Salvation came from faith—this is faith’s ‘utility’. Such a judgment is not merely one about discipline, as though the virtue of faith was primarily the act of obedience. The utility of faith for salvation lies in the fact that it marries an epistemology with a moral anthropology, and then grounds them both in Christology: ‘Everything that has taken place in time… has been designed to elicit the faith we must be purified by in order to contemplate the truth, [and] has either been testimony to this mission or has been the actual mission of the Son of God’ (pg. 144).

In other words, the Person of Christ according to His glorified human nature will be the object of eschatological sight through whom we will experience God at long last. To claim or imply God being all in all, and the surrounding texts in 1 Corinthians 15, argue the point of subordination is to actually obscure the profound relevance of the Person of Christ according to His human nature. Ayers goes on to write:

With this argument Augustine attempts to undermine all Homoian exegesis of passages which apparently suggest the ontological subordination of Christ to the Father. All such exegesis should be seen, according to Augustine, as misunderstanding the role of the Incarnation in the shaping of faith and thus misunderstanding the very nature of the Incarnate Word (pg. 144).

According to , Augustine took on Arianism by relating biblical passages concerning the Son partitively. In other words, Augustine distinguished between Christ’s divine and human natures by consistently appropriating the biblical data proper to either. What is proper to creatures only, Augustine would apply to the human nature of Christ. Conversely, what is proper to God only, Augustine would apply to the divine nature of Christ. Christ’s subjection in 1 Corinthians 15, therefore, should be understood of His Person according to the human nature only.

ERAS, on the other hand, appears to blur the lines between the divine and human natures, often applying what is proper only to the human nature of Christ to the divine nature, e.g. Christ’s submission to the Father’s will. As a result, the Person of the Son is understood to have properties appropriate to a human nature prior to the incarnation which seems to cash out in an ontological difference between Father and Son in eternity past. Most ERAS proponents would deny such ontological gradation in the Godhead, affirming sameness and equality of essence.

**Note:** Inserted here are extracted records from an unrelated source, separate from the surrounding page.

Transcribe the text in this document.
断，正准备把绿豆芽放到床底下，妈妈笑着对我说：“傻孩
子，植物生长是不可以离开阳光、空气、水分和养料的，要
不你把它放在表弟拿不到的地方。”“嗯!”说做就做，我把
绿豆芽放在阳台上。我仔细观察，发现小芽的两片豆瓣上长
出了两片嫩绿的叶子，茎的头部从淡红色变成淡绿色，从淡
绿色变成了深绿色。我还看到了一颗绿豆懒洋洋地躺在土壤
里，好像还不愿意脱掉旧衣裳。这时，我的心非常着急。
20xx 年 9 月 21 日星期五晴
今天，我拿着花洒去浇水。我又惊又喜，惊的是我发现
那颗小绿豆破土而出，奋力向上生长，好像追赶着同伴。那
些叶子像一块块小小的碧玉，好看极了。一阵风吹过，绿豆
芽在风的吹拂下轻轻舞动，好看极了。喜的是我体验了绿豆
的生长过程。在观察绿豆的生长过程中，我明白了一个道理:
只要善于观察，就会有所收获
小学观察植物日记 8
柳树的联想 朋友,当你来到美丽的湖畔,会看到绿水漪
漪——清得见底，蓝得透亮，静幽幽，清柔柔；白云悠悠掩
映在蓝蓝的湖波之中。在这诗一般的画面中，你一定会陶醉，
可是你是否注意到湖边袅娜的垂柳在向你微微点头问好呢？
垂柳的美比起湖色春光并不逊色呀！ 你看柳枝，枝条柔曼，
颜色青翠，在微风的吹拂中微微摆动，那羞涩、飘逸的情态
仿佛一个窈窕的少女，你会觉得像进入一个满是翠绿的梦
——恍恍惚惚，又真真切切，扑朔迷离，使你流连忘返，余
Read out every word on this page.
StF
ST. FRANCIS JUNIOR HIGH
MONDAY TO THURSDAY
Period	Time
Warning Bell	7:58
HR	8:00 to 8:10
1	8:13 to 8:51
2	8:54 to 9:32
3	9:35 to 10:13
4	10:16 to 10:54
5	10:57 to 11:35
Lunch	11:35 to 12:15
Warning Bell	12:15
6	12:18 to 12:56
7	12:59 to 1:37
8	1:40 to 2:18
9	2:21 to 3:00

But an explanation in terms of how affirming the same essence in God yet different qualities (greater and lesser authorities, wills, powers, etc.) is yet to be seen.

Conclusion

Hopefully I have achieved my goal in this article, which was to introduce another way to understand the “subordination passages” in Scripture by looking at Augustine’s approach to 1 Corinthians 15:28 (and other related passages) with the help of Lewis . The doctrine of God and the biblical language requires a theologically robust hermeneutic that doesn’t necessarily try to retool a doctrine of God from the ground up at every turn. Christological passages ought to be understood partitively, that is, consciously reading them in light of Christ’s two natures and what those natures entail. If God does not change, we cannot ascribe change to Christ’s divine nature. If creatures change, then we should ascribe change to Christ’s human nature, but not His divine.